Подоспела Делла со стаканом воды. Адлер попытался отстраниться, но Линда забрала у помощницы стакан и поднесла к его губам.
— Не надо ребячиться, Курт. Позволь мне помочь тебе.
— Да чем тут поможешь, — но воду он все же выпил. — Я прогорел, вылетел в трубу… Ты же видела.
— «Скорая» уже едет, миз Вольф, — появился в коридоре Колин.
— Пока ты жив, еще ничто не потеряно, — мягко сказала Линда Вольф. — И еще все можно изменить.
— Все еще можно изменить… И я придумаю, как, — пробормотала она, когда Курта укладывали на носилки и несли в машину «скорой помощи».
*
Хенсли Ли шел мимо Технической академии, когда услышал за спиной гудок клаксона. Вначале он не обратил внимания на этот звук, но массивный белый внедорожник с черной эмблемой «ГИДРОБИО» на борту поравнялся с ним и снова требовательно просигналил.
Хенсли медленно обернулся. Невысокий молодой человек лет тридцати, смуглый брюнет с характерной внешностью коренного жителя Северной Америки (в прошлом — чемпион США по тхэквондо, ныне — преподаватель детской спортивной школы на паях с капитаном сборной, Джимом) и отработанной бойцовской пластикой в движениях.
— Простите, сэр, — высунулся из окна машины водитель, блондин в черной футболке с той же эмблемой и белой форменной кепке, — с вами желают поговорить. Не будете ли вы так любезны…
Хенсли был наслышан об ГИДРОБИО. Эта корпорация формально занималась гидробиологией, но на самом деле работала на оборонную промышленность и пользовалась покровительством Канберры. Ее главный офис расположился в Австралии, в штате Квинсленд, а филиалы были разбросаны почти по всем странам мира. Наработками ГИДРОБИО охотно пользовались оборонщики других государств, и престиж корпорации на мировой арене был высок.
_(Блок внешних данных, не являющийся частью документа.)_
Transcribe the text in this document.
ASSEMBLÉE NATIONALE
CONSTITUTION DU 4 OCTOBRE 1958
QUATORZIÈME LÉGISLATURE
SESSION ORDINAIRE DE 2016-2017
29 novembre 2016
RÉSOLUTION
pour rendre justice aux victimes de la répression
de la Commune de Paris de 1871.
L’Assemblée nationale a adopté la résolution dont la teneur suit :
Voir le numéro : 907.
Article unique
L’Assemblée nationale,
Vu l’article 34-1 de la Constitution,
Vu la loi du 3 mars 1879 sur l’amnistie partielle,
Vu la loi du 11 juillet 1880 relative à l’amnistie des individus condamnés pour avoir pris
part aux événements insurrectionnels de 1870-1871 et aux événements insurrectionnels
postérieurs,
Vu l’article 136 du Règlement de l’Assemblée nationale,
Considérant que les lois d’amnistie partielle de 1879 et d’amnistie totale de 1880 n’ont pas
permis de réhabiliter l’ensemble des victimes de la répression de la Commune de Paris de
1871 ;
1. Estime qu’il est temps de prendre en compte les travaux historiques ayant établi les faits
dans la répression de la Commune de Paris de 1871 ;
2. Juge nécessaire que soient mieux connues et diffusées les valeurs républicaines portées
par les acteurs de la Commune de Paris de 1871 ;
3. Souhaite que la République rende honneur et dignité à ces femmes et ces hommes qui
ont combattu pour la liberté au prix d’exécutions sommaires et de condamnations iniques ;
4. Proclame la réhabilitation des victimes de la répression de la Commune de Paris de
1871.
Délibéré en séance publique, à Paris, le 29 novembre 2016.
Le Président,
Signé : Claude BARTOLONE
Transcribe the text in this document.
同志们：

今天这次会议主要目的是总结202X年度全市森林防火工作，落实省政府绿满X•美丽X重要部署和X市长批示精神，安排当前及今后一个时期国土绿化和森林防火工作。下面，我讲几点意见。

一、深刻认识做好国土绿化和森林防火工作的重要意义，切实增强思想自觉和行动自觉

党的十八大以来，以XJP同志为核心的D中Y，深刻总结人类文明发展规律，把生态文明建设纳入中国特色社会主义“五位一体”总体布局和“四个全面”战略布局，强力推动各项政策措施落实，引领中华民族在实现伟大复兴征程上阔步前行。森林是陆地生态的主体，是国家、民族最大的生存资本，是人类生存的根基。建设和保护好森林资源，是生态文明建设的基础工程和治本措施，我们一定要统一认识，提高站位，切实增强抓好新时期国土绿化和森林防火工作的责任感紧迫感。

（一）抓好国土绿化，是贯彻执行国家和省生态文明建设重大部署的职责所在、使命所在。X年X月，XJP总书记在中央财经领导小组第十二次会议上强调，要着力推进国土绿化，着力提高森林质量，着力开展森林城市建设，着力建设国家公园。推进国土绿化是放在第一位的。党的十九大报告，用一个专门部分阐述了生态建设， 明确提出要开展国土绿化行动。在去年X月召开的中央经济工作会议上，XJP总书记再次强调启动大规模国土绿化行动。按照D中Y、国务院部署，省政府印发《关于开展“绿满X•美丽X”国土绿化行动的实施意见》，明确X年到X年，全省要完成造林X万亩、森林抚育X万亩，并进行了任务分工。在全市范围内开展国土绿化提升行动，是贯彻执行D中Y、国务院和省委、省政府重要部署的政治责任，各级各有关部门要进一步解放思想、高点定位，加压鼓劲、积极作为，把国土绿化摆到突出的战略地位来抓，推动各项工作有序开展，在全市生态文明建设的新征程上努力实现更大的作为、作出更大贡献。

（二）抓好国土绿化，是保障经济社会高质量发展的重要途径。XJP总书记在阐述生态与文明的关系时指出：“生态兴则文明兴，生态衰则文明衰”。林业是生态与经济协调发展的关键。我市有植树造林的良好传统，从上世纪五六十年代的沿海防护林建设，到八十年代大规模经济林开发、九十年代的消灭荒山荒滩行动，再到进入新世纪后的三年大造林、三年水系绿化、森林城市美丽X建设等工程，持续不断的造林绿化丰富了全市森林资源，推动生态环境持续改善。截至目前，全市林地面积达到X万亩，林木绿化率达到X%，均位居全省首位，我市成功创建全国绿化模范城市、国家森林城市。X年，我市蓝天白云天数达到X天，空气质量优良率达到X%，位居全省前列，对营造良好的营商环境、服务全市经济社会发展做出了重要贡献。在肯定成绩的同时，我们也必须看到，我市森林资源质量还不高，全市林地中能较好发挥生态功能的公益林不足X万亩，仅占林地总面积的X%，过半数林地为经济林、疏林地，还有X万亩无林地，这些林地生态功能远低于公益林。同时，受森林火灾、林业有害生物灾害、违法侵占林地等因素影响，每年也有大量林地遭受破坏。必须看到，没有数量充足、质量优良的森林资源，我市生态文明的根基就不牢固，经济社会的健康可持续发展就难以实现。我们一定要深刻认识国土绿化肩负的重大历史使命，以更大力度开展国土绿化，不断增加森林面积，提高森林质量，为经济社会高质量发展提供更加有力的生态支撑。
Глава ГИДРОБИО, доктор Джозеф Бернадотт, нередко появлялся на экранах телевизоров — высокий худощавый блондин лет сорока, с большими залысинами над лбом, с бледным аскетичным лицом и ледяными глазами под круглыми очками. Умное властное лицо человека, привыкшего повелевать и молниеносно принимать решения. Он обладал врожденной харизмой лидера и был способен заставить слушать его любую аудиторию, сумел так грамотно построить свою деятельность, что ни у него, ни у корпорации не было прямых врагов, все ограничивалось злопыхательством: «Гангстер, пройдоха, шведский выскочка!».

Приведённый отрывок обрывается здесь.